Dr. Hansen found about 180 fossils near a pond on the atoll. One was a jawbone of an ancient crocodile that he first thought was a tortoise longbone. But when he turned it over he saw it had holes where teeth could fit. He sent some of the fossils to his colleague Torsten Scheyer, a paleontologist also at the University of Zurich, for further examination.


“It was pretty clear from the start that these were crocodylian remains and something distinctly larger than what was found previously on the atoll,” Dr. Scheyer said.

A crocodylian jawbone fossil found by Dr. Hansen in Aldabra.
Credit
University of Zurich, Switzerland

Although smaller crocodile fossils had been found on the island, the remains that Dr. Hansen found suggested they belonged to beasts that were about 11 and a half feet long, larger than today’s West African crocodiles but not as big as Nile crocodiles or saltwater crocodiles.

Dr. Hansen also found a fragment of a giant tortoise fossil belonging to the part of the shell that would have protected the reptile’s neck. The bite mark on the plate, he said, offered two possible scenarios for what might have occurred.
The first, is that the tortoise was ambushed as it drank.
“Maybe the crocodile, in classic crocodile fashion, jumped out of the water and grabbed it in the only place where it could grab it,” said Dr. Hansen.
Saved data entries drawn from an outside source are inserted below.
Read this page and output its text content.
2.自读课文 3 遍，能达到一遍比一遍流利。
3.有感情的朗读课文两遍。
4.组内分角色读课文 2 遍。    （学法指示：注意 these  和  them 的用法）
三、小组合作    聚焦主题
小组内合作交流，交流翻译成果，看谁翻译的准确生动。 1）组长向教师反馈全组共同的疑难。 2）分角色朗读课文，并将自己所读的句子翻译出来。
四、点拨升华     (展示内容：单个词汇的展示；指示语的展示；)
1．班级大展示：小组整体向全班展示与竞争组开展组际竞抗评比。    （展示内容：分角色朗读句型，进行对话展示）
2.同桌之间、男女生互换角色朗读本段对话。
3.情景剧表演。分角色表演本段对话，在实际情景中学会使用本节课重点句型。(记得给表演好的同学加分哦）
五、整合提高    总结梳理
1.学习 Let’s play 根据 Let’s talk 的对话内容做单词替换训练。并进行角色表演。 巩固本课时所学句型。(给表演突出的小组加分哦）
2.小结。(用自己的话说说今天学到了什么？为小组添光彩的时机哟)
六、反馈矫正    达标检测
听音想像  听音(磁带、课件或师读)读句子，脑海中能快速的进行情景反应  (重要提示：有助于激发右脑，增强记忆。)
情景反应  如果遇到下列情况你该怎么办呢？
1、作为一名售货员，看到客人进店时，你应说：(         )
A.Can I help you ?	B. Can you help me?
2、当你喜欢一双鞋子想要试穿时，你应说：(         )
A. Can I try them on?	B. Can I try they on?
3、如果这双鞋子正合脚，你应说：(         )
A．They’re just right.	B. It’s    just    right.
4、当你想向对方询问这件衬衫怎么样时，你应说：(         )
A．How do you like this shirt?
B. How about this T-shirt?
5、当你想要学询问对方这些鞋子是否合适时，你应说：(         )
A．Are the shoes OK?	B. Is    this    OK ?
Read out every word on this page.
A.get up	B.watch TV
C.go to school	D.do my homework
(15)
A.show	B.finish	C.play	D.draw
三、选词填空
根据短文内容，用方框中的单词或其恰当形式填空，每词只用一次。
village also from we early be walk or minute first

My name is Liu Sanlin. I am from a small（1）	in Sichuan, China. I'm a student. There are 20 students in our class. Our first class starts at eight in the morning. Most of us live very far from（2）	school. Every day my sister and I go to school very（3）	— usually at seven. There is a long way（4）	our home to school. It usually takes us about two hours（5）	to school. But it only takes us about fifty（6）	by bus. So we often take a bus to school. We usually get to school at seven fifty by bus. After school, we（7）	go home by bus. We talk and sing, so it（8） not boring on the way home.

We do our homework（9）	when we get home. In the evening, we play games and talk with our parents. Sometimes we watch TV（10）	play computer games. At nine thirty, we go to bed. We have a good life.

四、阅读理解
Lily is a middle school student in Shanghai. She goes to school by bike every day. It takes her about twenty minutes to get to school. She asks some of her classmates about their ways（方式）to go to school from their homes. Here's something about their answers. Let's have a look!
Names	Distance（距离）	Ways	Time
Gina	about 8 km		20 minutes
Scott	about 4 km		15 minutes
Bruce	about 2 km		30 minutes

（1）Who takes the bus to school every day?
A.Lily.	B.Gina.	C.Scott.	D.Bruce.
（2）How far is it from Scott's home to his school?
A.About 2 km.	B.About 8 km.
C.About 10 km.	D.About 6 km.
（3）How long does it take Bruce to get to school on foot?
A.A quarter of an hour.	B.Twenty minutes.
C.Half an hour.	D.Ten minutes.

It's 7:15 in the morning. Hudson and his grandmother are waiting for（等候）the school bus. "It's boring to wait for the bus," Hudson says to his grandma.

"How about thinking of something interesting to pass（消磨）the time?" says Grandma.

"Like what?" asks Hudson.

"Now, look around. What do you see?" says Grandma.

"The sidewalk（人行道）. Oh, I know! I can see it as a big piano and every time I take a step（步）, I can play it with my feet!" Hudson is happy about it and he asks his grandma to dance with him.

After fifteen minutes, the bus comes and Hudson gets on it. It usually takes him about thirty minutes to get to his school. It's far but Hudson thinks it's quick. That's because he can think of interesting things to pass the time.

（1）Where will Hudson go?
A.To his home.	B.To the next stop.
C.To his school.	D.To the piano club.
Tortoises huddled in the shade near the empty carapace of another. Researchers aren’t sure yet if the crocodiles scavenged on recently dead tortoises or hunted them.
Credit
Dennis Hansen/University of Zurich, Switzerland

The second, is that the tortoise died near the pond from starvation or heat stroke in the arid environment and a nearby crocodile scavenged its rotting carapace.
Stephanie K. Drumheller-Horton, a paleontologist at the University of Tennessee, Knoxville, said the findings were supported by other examples of crocodile bite marks in the fossil record.

“Aldabra giant tortoises would have been tough nuts to crack, even for crocodiles, who can generate incredibly high bite forces,” Dr. Drumheller-Horton said. “It makes sense that you would see bite marks around the edges of the turtle shells, where the crocodiles could more easily get at exposed limbs.”
Alexander Hastings, the assistant curator of paleontology at the Virginia Museum of Natural History, said the authors showed that it was possible that large crocodiles feasted on giant tortoises. But, he added, they would need to find evidence of tortoises with healed wounds in order to show explicitly that the crocodiles were actively hunting and killing the giant tortoises.


“It was thought something that big and that well-armored would be pretty safe from predation, especially on such an isolated island,” Dr. Hastings said. “This study raises at least the possibility that they may have not been so safe.”